Corrections Corporation of America, which operates the New Mexico Women’s Correctional Facility, Grants, was notified Tuesday that the state might cancel its contract. In a statement issued Wednesday, the firm said it was “surprised and concerned” to learn of the state’s possible action at the Grants women’s facility, which holds about 590 women offenders and employs roughly 140.

Meanwhile, the acting warden notified staff at Roswell Correctional Center after a news release announcing the possible closures went out to the media, corrections spokeswoman Tia Bland said via e-mail.

The acting warden “says the staff understands what’s happening, but they’re not sitting around waiting for the next shoe to drop,” Bland said in the e-mail. “They are calling politicians, Chamber of Commerce officials and anyone else they can think of who may be able to save the prison from being closed.”

Oliver, the former deputy under Williams, said she was disturbed to learn that the news media heard about Roswell’s possible closure before staff.
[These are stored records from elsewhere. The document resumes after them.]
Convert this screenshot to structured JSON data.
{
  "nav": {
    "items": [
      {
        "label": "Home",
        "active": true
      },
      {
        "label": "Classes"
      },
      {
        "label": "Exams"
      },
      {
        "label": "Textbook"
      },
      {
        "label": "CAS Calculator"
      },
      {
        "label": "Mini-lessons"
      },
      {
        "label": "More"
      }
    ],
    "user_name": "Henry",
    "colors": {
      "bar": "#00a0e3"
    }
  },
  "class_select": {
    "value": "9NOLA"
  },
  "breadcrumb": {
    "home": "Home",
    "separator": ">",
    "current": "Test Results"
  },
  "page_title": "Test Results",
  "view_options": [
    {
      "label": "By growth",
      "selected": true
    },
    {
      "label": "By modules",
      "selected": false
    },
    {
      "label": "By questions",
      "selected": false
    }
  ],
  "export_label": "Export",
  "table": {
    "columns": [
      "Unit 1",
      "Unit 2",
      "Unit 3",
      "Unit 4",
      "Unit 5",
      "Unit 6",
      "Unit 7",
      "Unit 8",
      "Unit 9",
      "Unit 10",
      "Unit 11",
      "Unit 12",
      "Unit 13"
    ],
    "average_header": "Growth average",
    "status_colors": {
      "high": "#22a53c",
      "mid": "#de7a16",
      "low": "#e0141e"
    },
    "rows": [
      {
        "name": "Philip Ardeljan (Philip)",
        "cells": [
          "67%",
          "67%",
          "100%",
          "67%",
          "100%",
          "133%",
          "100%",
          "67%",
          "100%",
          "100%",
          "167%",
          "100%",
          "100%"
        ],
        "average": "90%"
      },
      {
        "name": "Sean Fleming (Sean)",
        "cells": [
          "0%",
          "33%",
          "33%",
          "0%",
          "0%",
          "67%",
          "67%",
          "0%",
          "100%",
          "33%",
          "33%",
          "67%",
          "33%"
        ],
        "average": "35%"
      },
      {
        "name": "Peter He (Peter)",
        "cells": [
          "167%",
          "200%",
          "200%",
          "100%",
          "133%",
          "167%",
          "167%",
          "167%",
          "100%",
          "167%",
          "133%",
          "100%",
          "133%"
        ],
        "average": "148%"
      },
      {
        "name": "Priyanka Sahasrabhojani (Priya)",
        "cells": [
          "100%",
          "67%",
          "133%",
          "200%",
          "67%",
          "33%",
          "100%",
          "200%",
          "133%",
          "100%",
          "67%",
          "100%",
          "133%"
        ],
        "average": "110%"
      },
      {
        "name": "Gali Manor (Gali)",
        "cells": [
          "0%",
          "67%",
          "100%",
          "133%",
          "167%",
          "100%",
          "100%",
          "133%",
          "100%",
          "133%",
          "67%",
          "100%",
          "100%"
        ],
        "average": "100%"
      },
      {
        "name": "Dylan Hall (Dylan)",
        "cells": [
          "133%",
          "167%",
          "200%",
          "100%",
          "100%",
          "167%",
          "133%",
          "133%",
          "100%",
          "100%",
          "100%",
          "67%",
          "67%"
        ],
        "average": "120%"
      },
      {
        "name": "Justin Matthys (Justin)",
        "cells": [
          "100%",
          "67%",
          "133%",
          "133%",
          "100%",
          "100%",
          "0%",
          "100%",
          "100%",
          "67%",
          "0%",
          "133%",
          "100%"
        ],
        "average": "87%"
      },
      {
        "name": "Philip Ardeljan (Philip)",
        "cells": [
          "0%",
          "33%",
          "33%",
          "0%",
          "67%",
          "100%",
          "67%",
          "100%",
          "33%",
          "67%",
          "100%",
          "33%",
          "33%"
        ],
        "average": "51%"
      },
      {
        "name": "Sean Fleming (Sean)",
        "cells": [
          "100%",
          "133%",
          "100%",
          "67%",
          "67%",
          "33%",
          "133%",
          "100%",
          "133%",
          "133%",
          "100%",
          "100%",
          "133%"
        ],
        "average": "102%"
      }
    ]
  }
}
“I am incredibly disappointed in Joe Williams’ decision  to send out a press release to the media et al., without the courtesy of informing his staff at Roswell,” Oliver said in an e-mail. “The staff must be distraught. I can only imagine what the staff may be going through.”

Cuts may cost “those who could least afford it”

Williams’ warning came a day after the state Human Services Department announced that the budget bill translated into severe cuts in the state’s Medicaid program.

The back-to-back worst-case scenarios caused some to speculate that the Richardson administration is laying the groundwork to veto the language requiring the 7.6 percent cut.

“That is exactly what is going on here,” said Angie Vachio, the founder of Albuquerque-based PB&J Family Services Inc., a nonprofit that works with high-risk families.

Vachio said the deep cuts not only affect state prisons but also the state’s Children, Youth and Families Department and other agencies helping people who need it most.

“I very much support the governor vetoing” the budget bill, Vachio said. “Expecting departments to cut this deeply would wind up on the backs of those who could least afford it. To do it with all cuts, it’s too much. This would be so disastrous for people.”

Richardson hasn’t said publicly whether he plans to sign or veto the legislation. The governor can also use his line-item veto authority to cancel parts, but not all, of the bill with the stroke of his pen.

The governor’s office did not respond to a phone call or e-mail about whether the governor is leaning toward vetoes.